Not to be undone with the failure, he launched Crazy Egg along with a partner. It was a tool that showed heat maps, the places where people click the most on websites. He worked with Fortune 1000 companies. He used the funds he earned through his internet marketing company to run Crazy Egg. Meanwhile, he launched software services but that failed to take off. After some time, Crazy Egg was turning a profit at that time because it was solving unique problems that businesses were experiencing regarding their internet marketing.
However, Neil Patel thought that Crazy Egg needed some venture funding, but he came up empty because investors turned him down. While they were growing their internet marketing company, they found that though there were many analytics platforms, it did not give comprehensive data. They launched an analytics company called KISSmetrics which became instantly popular.

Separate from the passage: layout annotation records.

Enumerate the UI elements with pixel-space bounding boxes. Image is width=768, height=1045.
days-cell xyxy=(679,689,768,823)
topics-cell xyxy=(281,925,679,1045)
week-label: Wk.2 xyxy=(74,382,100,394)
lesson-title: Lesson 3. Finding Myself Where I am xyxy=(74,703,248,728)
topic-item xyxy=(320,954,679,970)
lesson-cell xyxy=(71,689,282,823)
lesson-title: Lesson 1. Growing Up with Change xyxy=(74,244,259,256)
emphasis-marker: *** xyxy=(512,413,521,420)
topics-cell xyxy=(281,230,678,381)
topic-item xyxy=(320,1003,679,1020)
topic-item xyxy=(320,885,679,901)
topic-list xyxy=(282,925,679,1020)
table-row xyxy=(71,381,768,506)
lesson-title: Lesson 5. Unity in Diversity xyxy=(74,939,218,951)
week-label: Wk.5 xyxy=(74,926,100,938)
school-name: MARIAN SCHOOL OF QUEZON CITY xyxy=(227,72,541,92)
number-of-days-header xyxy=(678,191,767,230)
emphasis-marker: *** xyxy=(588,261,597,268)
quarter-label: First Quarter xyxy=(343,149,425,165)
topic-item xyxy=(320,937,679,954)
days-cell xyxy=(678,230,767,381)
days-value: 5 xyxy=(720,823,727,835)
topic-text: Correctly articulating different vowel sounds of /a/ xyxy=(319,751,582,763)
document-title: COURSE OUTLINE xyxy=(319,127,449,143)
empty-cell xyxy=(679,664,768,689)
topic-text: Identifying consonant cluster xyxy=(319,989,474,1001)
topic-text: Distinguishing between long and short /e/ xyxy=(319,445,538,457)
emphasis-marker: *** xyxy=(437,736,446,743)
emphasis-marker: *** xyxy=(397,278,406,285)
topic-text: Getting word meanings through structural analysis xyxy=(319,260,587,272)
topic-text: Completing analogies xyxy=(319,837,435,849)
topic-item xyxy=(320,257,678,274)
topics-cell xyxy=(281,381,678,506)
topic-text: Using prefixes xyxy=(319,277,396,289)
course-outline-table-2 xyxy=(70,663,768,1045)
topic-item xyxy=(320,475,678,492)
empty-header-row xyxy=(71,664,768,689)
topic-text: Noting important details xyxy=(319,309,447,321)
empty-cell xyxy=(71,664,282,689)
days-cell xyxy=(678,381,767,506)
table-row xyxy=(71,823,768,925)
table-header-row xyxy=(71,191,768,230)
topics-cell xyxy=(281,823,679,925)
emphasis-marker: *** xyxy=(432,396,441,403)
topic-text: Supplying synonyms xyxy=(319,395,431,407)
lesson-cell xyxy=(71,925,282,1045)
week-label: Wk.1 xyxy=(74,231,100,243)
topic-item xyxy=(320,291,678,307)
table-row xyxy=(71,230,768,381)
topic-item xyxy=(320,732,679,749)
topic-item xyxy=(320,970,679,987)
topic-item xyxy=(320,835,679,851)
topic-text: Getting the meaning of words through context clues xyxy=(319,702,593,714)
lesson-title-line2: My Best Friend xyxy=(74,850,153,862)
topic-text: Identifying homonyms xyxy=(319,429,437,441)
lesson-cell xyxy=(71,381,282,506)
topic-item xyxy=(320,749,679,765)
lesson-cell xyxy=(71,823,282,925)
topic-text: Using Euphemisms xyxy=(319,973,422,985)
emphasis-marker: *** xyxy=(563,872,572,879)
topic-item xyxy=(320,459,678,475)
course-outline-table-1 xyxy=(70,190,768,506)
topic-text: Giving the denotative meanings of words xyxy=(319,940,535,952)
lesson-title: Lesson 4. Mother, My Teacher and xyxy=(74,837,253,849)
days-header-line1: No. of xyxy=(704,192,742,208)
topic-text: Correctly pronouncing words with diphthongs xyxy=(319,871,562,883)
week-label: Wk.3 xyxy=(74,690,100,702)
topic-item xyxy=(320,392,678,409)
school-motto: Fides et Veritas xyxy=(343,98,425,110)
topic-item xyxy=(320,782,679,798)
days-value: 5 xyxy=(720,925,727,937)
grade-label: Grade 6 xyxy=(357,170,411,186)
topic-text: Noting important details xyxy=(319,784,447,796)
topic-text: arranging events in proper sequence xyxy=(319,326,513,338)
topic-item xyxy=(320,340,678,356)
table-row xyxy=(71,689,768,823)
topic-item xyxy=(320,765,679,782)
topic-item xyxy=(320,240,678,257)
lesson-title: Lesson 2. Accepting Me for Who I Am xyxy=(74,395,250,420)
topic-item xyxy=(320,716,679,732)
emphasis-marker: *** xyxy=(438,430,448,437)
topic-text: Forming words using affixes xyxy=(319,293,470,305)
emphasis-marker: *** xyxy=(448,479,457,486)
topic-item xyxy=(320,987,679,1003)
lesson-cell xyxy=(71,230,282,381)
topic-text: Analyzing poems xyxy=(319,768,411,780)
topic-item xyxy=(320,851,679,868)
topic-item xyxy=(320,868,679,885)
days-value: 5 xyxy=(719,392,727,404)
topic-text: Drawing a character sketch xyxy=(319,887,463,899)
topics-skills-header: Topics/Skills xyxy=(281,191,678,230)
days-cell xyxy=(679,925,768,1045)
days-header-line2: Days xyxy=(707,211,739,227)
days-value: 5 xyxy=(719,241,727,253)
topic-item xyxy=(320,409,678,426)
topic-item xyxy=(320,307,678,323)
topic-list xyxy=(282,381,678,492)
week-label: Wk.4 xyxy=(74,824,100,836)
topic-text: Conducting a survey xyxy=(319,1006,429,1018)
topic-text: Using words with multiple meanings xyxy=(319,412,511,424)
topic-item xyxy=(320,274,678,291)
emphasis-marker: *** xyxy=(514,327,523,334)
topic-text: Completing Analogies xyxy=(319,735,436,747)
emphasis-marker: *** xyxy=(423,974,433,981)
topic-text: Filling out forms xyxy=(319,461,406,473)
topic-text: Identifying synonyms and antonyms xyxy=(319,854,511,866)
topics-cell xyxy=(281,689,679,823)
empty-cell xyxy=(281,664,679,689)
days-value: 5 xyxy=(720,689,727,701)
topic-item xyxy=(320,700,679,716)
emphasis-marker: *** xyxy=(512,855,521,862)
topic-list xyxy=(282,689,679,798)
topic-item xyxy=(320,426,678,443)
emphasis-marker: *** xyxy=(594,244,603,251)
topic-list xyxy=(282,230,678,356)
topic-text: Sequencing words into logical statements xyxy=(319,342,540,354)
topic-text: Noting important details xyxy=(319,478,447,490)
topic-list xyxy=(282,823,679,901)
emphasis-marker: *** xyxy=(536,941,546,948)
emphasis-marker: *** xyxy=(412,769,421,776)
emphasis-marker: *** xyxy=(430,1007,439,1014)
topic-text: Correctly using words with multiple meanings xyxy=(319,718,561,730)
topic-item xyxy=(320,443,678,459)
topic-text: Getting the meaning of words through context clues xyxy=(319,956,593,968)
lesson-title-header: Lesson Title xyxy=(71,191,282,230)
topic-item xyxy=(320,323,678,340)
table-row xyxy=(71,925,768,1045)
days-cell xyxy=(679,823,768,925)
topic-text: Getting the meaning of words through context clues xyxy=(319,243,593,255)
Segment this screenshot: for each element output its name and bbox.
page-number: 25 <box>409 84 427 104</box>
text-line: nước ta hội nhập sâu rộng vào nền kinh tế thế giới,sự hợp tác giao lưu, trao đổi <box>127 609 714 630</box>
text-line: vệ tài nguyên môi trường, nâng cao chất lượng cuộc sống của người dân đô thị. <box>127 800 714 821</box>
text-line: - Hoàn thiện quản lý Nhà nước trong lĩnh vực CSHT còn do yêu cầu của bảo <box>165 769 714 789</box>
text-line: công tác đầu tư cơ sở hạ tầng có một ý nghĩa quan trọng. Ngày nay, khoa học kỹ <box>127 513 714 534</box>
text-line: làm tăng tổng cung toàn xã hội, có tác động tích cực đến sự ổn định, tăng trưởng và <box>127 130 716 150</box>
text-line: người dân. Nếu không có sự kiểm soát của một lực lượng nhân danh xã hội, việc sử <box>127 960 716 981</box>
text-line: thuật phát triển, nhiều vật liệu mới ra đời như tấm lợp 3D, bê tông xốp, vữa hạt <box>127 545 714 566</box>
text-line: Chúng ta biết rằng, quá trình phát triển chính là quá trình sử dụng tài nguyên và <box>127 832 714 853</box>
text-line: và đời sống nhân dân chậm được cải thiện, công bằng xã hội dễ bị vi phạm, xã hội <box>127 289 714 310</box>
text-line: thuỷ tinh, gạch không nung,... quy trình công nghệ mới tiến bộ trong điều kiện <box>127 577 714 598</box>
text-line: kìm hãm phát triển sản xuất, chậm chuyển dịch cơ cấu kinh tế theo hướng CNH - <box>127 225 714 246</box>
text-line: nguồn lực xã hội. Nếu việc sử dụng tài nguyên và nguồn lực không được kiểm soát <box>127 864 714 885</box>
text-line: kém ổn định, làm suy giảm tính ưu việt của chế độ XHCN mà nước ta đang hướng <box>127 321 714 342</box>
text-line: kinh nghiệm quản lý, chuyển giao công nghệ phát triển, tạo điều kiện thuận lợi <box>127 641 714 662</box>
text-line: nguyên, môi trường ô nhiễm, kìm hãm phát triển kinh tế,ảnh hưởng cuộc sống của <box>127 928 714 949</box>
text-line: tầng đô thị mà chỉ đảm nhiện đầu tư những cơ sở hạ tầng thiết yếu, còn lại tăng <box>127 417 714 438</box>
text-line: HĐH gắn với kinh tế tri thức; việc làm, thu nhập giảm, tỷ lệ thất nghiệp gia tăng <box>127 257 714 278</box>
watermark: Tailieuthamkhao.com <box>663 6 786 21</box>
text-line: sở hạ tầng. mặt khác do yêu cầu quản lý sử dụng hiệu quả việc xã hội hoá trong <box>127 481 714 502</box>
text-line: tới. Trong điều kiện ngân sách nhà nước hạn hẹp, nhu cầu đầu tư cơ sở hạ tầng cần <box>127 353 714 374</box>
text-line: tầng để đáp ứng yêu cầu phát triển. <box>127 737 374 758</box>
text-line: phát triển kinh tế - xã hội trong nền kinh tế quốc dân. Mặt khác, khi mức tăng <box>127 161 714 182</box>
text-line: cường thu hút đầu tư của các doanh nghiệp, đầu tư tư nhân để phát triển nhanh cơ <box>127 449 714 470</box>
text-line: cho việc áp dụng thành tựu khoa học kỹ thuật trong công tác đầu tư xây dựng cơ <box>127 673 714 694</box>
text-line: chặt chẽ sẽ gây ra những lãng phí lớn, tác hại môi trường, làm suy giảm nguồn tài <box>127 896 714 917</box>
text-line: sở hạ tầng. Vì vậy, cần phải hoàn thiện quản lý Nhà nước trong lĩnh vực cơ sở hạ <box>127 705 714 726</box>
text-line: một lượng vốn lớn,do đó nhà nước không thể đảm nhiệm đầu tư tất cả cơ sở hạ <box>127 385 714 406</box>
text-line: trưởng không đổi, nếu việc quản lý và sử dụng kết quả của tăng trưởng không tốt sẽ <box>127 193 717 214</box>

Not only did they sustain themselves, but they also got venture funding from the same firms that initially turned down funding for Crazy Egg. They also received angel funding from Silicon Valley. Today, Neil writes on neilpatel.com and quicksprout.com to give his two cents about digital marketing, his experience, and experiments as an entrepreneur. The website clocks more than 3 million visitors a month.
His story also teaches us how financial debt along with business failure is a small step towards greater success. He is today on the New York Times bestseller list with his book Hustle and an angel investor, with investments ranging from dot-com companies to real estate.
While he initially blamed his partners for losing money and possibly his future plans to be an entrepreneur, he decided to be a Little Extra and build useful platforms for businesses to succeed online, becoming a celebrity in the world of digital marketing. He held himself accountable for the situations, became the architect of his own life, and made it extraordinary.